Monday, April 9, 2012

Temporary knitting installation designed to change space, moods

Students installed 10,000 square inches of colorful hand-knitted banners outside the Harlan Hatcher Graduate Library in a "yarn bomb" project designed to display humanity and handiwork.

 
  School of Art & Design students Payal Doshi, Cara Phelps and Stephanie O'Neil knit banners for an art installation. (Photo by Scott C. Soderberg, U-M Photo Services.)

The colorful display was for a class taught by Roland Graf, an Austrian artist, architect and designer who has experimented with installations in the center of Vienna and other European cities. Graf, assistant professor of art and design in the School of Art & Design, says the class Concept, Form, Context focuses on "Human Being — Being Human."

He gave the assignment to transform a space in campus. The group of 19 students, came up with the idea to work together and "yarn bomb," a temporary knitting installation at the railing posts of the library as a reminder, among other things, that craftsmanship can have similar impact to intellectual pursuit.

Yarn bombing became a trend in the last decade as part of crafitivism, guerrilla art or urban temporary art, and “relates perfectly to the notion of human being or being human in an academic environment at this time of the year, for most students stressful,” Graf says.

 
The yarn banners were displayed in front of Harlan Hatcher Graduate Library. (Photo by Scott C. Soderberg, U-M Photo Services.)  

“The silliness of yarn bombing, crafting carefully knit clothes around public objects, inspired the class,” says student Sam Oliver. He was inspired about “creating whimsical public art, rather than concept-driven pieces that teachers usually demand.” The project helped to "break through the confines of art school and declare our existence to Ann Arbor.”

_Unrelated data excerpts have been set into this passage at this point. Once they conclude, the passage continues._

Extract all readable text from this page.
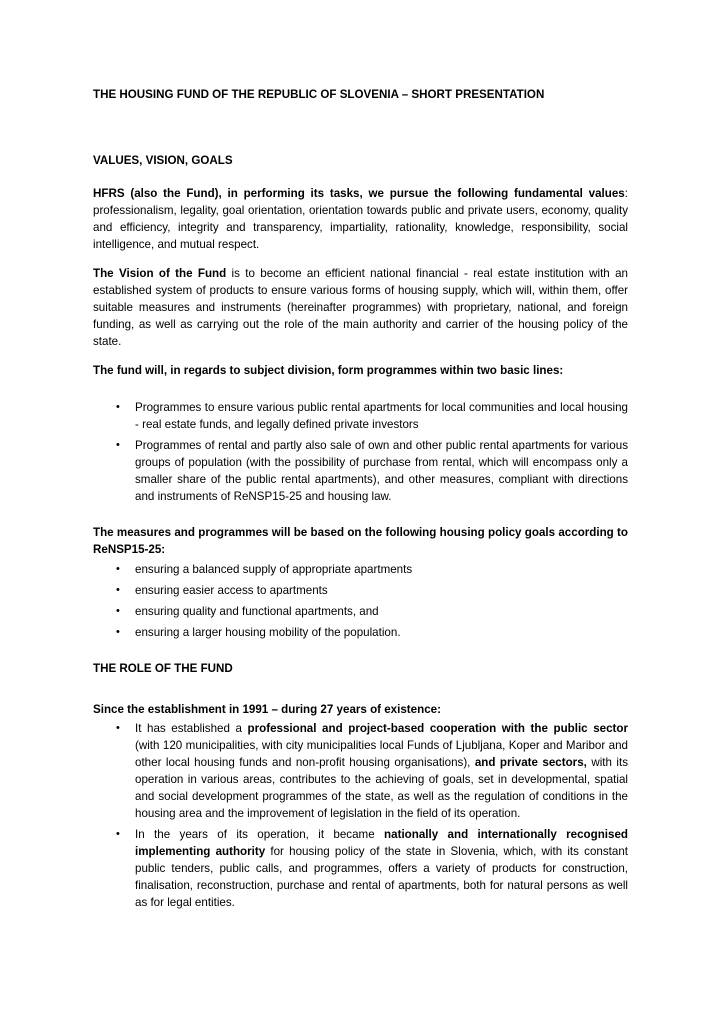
THE HOUSING FUND OF THE REPUBLIC OF SLOVENIA – SHORT PRESENTATION

VALUES, VISION, GOALS

HFRS (also the Fund), in performing its tasks, we pursue the following fundamental values: professionalism, legality, goal orientation, orientation towards public and private users, economy, quality and efficiency, integrity and transparency, impartiality, rationality, knowledge, responsibility, social intelligence, and mutual respect.

The Vision of the Fund is to become an efficient national financial - real estate institution with an established system of products to ensure various forms of housing supply, which will, within them, offer suitable measures and instruments (hereinafter programmes) with proprietary, national, and foreign funding, as well as carrying out the role of the main authority and carrier of the housing policy of the state.

The fund will, in regards to subject division, form programmes within two basic lines:

• Programmes to ensure various public rental apartments for local communities and local housing - real estate funds, and legally defined private investors
• Programmes of rental and partly also sale of own and other public rental apartments for various groups of population (with the possibility of purchase from rental, which will encompass only a smaller share of the public rental apartments), and other measures, compliant with directions and instruments of ReNSP15-25 and housing law.

The measures and programmes will be based on the following housing policy goals according to ReNSP15-25:

• ensuring a balanced supply of appropriate apartments
• ensuring easier access to apartments
• ensuring quality and functional apartments, and
• ensuring a larger housing mobility of the population.

THE ROLE OF THE FUND

Since the establishment in 1991 – during 27 years of existence:

• It has established a professional and project-based cooperation with the public sector (with 120 municipalities, with city municipalities local Funds of Ljubljana, Koper and Maribor and other local housing funds and non-profit housing organisations), and private sectors, with its operation in various areas, contributes to the achieving of goals, set in developmental, spatial and social development programmes of the state, as well as the regulation of conditions in the housing area and the improvement of legislation in the field of its operation.
• In the years of its operation, it became nationally and internationally recognised implementing authority for housing policy of the state in Slovenia, which, with its constant public tenders, public calls, and programmes, offers a variety of products for construction, finalisation, reconstruction, purchase and rental of apartments, both for natural persons as well as for legal entities.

Oliver, who knitted several 70-inch banners in marathon sessions in residence halls with classmates, says this class helped to redefine the role “of humanity and handiwork" used to "alter the dynamic of the university.”

For student Nina Pagalot, the repetitive act of knitting together for hours, sometimes not sleeping much, “was very therapeutic” and created a “different group dynamic in which there was no competition, just teamwork."